Last month, a three-judge panel of the 7th Circuit affirmed the drug conviction and sentence of a woman named Lissett Rivera. Writing for the court, Judge Frank Easterbrook, a highly regarded conservative, noted that Ms. Rivera's sentence at the trial court had been illegal: The crime of which she was convicted calls for a 10-year mandatory minimum sentence, yet the judge gave her just over eight years. But while Ms. Rivera appealed the sentence, arguing that it should be lighter, the government did not. So while the sentence was improper, the court noted that it could not be rectified.
This is hardly a radical notion. But in a letter to Chief Judge Joel M. Flaum, Mr. Sensenbrenner responded as though Judge Easterbrook had somehow defied the law. Citing a series of precedents of dubious relevance, he suggested that the court on its own should have thrown the sentence out. And to make matters worse, he demanded that "all necessary and appropriate measures be taken . . . to ensure . . . a lawful sentence in this case."
As a matter of law, Mr. Sensenbrenner is simply wrong. An age-old legal principle -- reaffirmed in 1999 by a unanimous Supreme Court -- holds that you cannot get relief from an appeals court without appealing. Courts make mistakes all the time, and when parties don't appeal, they're out of luck. Indeed, Mr.
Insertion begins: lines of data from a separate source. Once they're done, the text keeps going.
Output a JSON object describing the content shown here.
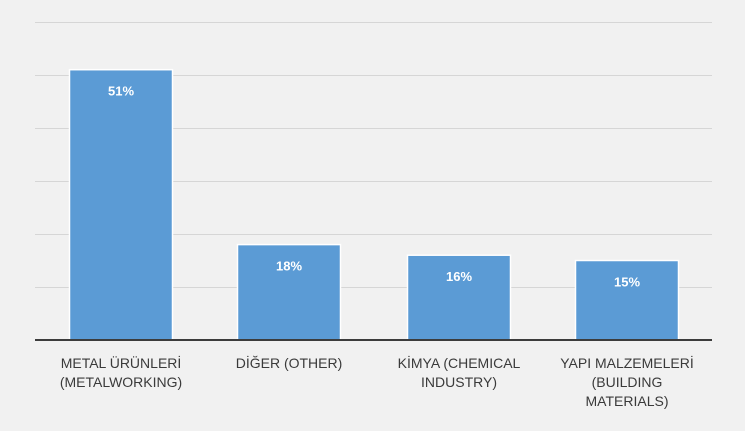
{
  "chart_data": {
    "type": "bar",
    "categories": [
      [
        "METAL ÜRÜNLERİ",
        "(METALWORKING)"
      ],
      [
        "DİĞER (OTHER)"
      ],
      [
        "KİMYA (CHEMICAL",
        "INDUSTRY)"
      ],
      [
        "YAPI MALZEMELERİ",
        "(BUILDING",
        "MATERIALS)"
      ]
    ],
    "values": [
      51,
      18,
      16,
      15
    ],
    "data_labels": [
      "51%",
      "18%",
      "16%",
      "15%"
    ],
    "ylim": [
      0,
      60
    ],
    "yticks": [
      0,
      10,
      20,
      30,
      40,
      50,
      60
    ],
    "grid": true,
    "legend": "none",
    "title": "",
    "xlabel": "",
    "ylabel": "",
    "colors": {
      "bar": "#5b9bd5",
      "label": "#ffffff",
      "axis": "#3c3c3c",
      "grid": "#d6d6d6"
    }
  }
}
Sensen-
brenner's committee is busy writing legislation to make it harder for federal courts to entertain such questions when convicts raise them.
Even were he right on the law, however, the intervention in a pending matter is an intolerable affront to the independence of the courts. The government is represented in criminal cases by the executive branch, not by Congress. For the powerful chairman of a congressional committee to demand a particular result from a court in the name of "oversight" contains at least an implicit threat of retribution. Mr. Sensenbrenner, at the end of his letter, asks for "a prompt response." Judge Flaum acknowledged receipt of the letter but declined to address the merits of the issue, citing the ethical bar to publicly commenting on "pending or impending judicial proceedings." We have, for Mr. Sensenbrenner, a two-word response: Back off.